Да, я слышал о расстрелах на Секирной горе. Лагерники рассказали нам, тюремным зекам, когда мы вышли из камер на строительство аэродрома, что происходило в скиту Савватия. Весной прошлого года в Соловках появилась комиссия, затребовала личные дела заключенных в тюрьме и лагере, отобрала больше четырехсот человек. И однажды утром всех отобранных вывели на площадь, построили, пересчитали, посадили на машины и повезли на Секирную гору. А там всех расстреляли. Лагерники копали могилу, они многих расстрелянных знали — и потом удивлялись, по каким признакам отбирали на казнь: больше всего, конечно, было политической «пятьдесят восьмой», но и бандитов из «пятьдесят девятой» прихватили, попадались и бытовики-малосрочники, которым до воли оставалось всего ничего. «Для счета брали, привезла комиссия контрольную цифру в командировку на тот свет, и хватали, чья фамилия приглянулась, выполняли план». Об одном лагернике говорили, что его тоже отобрали на Секирку, но по ошибке замели однофамильца, когда выяснили, что расстреляли другого, махнули рукой: живи, парень, раз пощастило, операция закончилась.

…Должен отвлечься. Впоследствии я узнал, что комиссии по расстрелу заключенных весной 1938 года появлялись во всех лагерях и, наверное, во всех тюрьмах. И везде квота расстрелов фиксировалась заранее — видимо, из центра, — а для выполнения плана выбирали и бывших оппозиционеров, и обвиненных в терроре и шпионаже, и уголовников, и даже бытовиков и священников, и просто ослабевших, и «отказчиков» от работы — этих комиссии подсовывала администрация, чтобы избавиться от нежеланного контингента. «Пятьдесят восьмой» все же даровалась особая привилегия на расстрел, врагов народа было всего больше. В Норильске, где я прожил 18 лет, весной 1938 года было расстреляно около 500 лагерников, в основном — политические. Один из попавших в списки на расстрел, Мурахтанов, рассказывал мне, как избежал казни:

— Расстрелы уже шли по сотне, по полторы в сутки, ну, мы, натурально, тревожились в бараках: кого завтра вызовут? Я-то не психовал, всего пять лет дали, уже три отсидел, да и геолог, нужная специальность, зачем им я? А вечером нарядчик говорит: «Я сегодня — приказали — твое дело отобрал, так что завтра тебе на луну — готовься». В эту же ночь, в ранний развод я дернул из Норильска. Тундру я знаю хорошо, из припасов взял только сухари и сахар, и алло на восток. А в горах Путорана запутался среди болот и снежников. Дней через десять меня отыскала погоня с собачками. Ну, навесили тумаков, рожу раскровенили и притащили назад. А здесь уже никаких казней, расстрельная комиссия улетела обратно, только суд за бегство восстановил уже отсиженный срок — снова пять лет вместо оставшихся двух. Так я спас себе жизнь за небольшую плату — три дополнительных лагерных года.

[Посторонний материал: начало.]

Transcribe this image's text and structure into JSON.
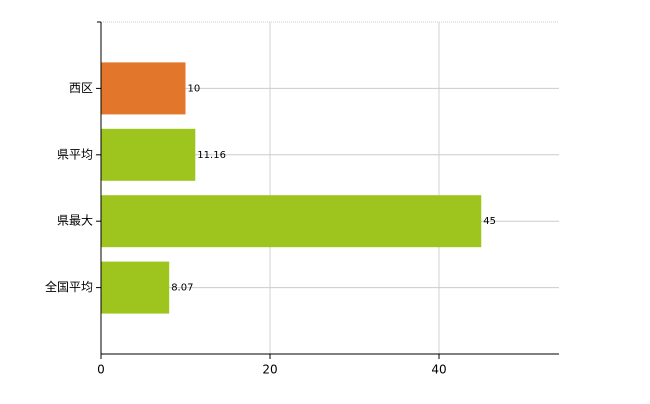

Я впоследствии прикидывал, сколько же казней без суда и следствия совершилось среди отбывавших срок заключения в ту страшную весну 1938 года, вскоре после суда над «правотроцкистским блоком» Бухарина, Рыкова и других. Если сохранить всюду то же соотношение между числом заключенных, оставшихся в тюрьмах и лагерях, и выдернутых из них на казнь, какое было в Соловках и Норильске, то получается, что около 500–700 тысяч человек в течение одного-двух месяцев, без нового суда, без официального приговора, без права обжалования, даже без предварительного извещения, были внезапно выведены из мест заключения и расстреляны. Раньше говорили, что политика — искусство мыслить миллионами. Для Сталина казни меньше миллиона людей казались недостойными его размаха. Знаменитая пирамида из черепов, наваленных Тамерланом, кажется крохотной кучкой костей рядом с горами голов, вознесенных сталинскими палачами по его приказу.

…Слухи о том, что готовится наказание нерадивых, быстро обрастали убедительными подробностями. Лагерники передавали нам, что из Кеми на пароходе «Слон» (Соловецкий лагерь особого назначения) прибыло новое подразделение стрелков с оружием — к чему бы? И своих вохровцев на Соловках хватало, не иначе — особое задание, что-то вроде спецотряда.